After a few meters I heard music behind me. DJ Lars had started his boombox.
A couple of minutes later we were standing in snow. Stanislav clearly had problems with his knee walking up the steep path but was fighting his pain.
After another few minutes we came to a fork in the path. The way to the summit would take another fifty minutes.
As it was already late in the day, started storming, was almost raining and we had a wounded with us, we decided that it’s the idea that counts and began walking back down.
When the rain started we just had to make a break to cherish what we achieved that day.
I looked around after I opened a can of beer and there was Lars sitting with an umbrella expanded over his head. That man was better prepared than Bear Grylls.
The next morning Stan and I set out for Rila Monastery in Bulgaria.
Rila Monastery, Bulgaria
At the border from Macedonia I got the next indication that our choice of the vehicle for this trip was the right one. Every border police and customs officer seemed excited and surprised that a German guy would drive a Lada Niva all the way east to Mongolia. They asked many questions about the trip and assured us that this would be the best car to do it.
After a lot of well wishing we crossed the border and were back in the EU.

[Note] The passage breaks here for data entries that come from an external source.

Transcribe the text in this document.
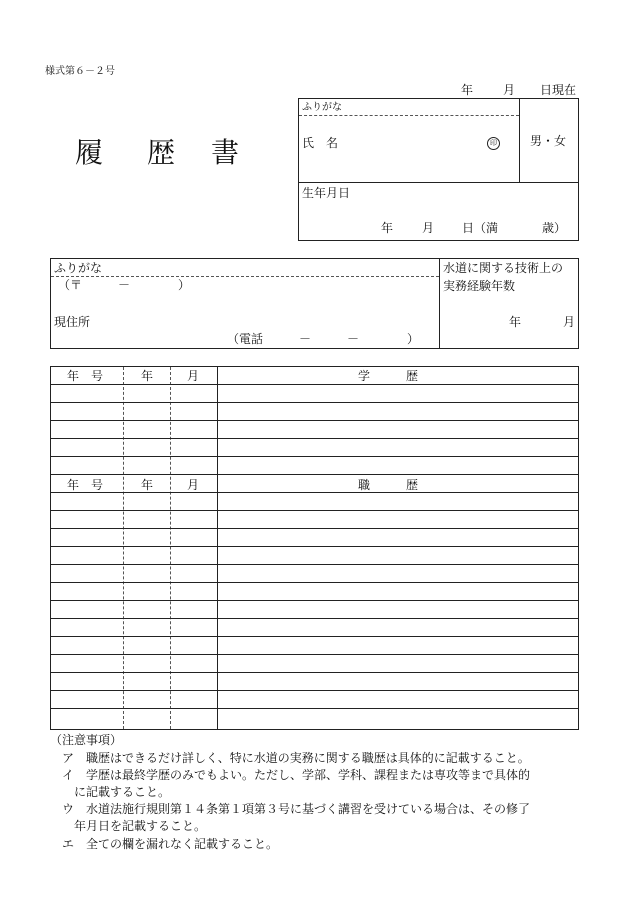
様式第６－２号
年 月 日現在
履 歴 書
ふりがな
氏　名	印	男・女
生年月日
年 月 日（満	歳）
ふりがな
（〒　　　－　　　　）
現住所
（電話　　　－　　　－　　　　）
水道に関する技術上の
実務経験年数
年	月
年　号	年	月	学　　　歴
年　号	年	月	職　　　歴
（注意事項）
ア　職歴はできるだけ詳しく、特に水道の実務に関する職歴は具体的に記載すること。
イ　学歴は最終学歴のみでもよい。ただし、学部、学科、課程または専攻等まで具体的
に記載すること。
ウ　水道法施行規則第１４条第１項第３号に基づく講習を受けている場合は、その修了
年月日を記載すること。
エ　全ての欄を漏れなく記載すること。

Rila Monastery is an Orthodox monastery that was founded in the 10th century and is part of the UNESCO world heritage. It is located in the Rila mountains in the southwest of Bulgaria and is the biggest and considered to be the most important monastery in Bulgaria.
The best thing about it: you can stay in one of their guest rooms overnight for just 10 Lev (5 EUR) per person.
This means you can wander inside the monastery’s walls during the night when all of the other tourists visiting each day have long disappeared.
There are just a few things to be remembered:
Be there before 7 PM as the guest registration office closes after that.
There is no dinner or breakfast served inside the premises but there are a lot of good restaurants located nearby. The doors of the monastery close at 9 PM. Be sure to be back inside by then. If you arrive too late to have dinner out, go to one of the restaurants and order something for takeaway. This is what we did.
You can make a reservation beforehand. Just call the phone number from their website as the email address listed there does not work.
The Buzludzha Monument
As Stan wanted to go to Sofia to visit his family before he had to return to Wales, and I wanted to visit the Buzludzha Monument, our ways parted the next morning.
On my way, I did a short stopover in Plowdiw, which is located just two hours southwest of Buzludzha, hoping to find some other travelers interested in visiting the monument together. I was out of luck. The hostel I stayed in was almost empty and people already had other plans. So I went on my own.
The Buzludzha Monument – after all the pictures I saw, I was so damn excited to see the thing with my own eyes.
It was built by the Bulgarian communist regime on the peak of Buzludzha, which was the place of the final battle between Bulgarian rebels and the Ottoman Empire in 1868. It was opened in 1981 and has been abandoned after the fall of the regime in 1989 and is deteriorating ever since.
I was greeted by this huge statue at the foot of the mountain and knew I was on the right path.
Following the windy road up to the summit, the monument suddenly appeared high above.
I was in awe. When I got closer I realized that thing is way bigger than I thought.
To have a closer look I climbed up to the monument itself.
Unfortunately the information I received at the hostel in Plowdiw was true: Police started guarding the building 24/7 two weeks before I arrived to prevent people from entering. So there was no way of getting in. I was thinking about handing over a bottle of sweet rakija I brought from Macedonia but the cop clearly wasn’t of the humorous kind, so I didn’t try.
You can easily spend a whole day exploring the Buzludzha Monument and its surroundings.
Before I continued my journey to Istanbul, I stayed the night at Hotel Perenika in Shipka which I can highly recommend. It is an inexpensive and very clean place with great breakfast and nice owners.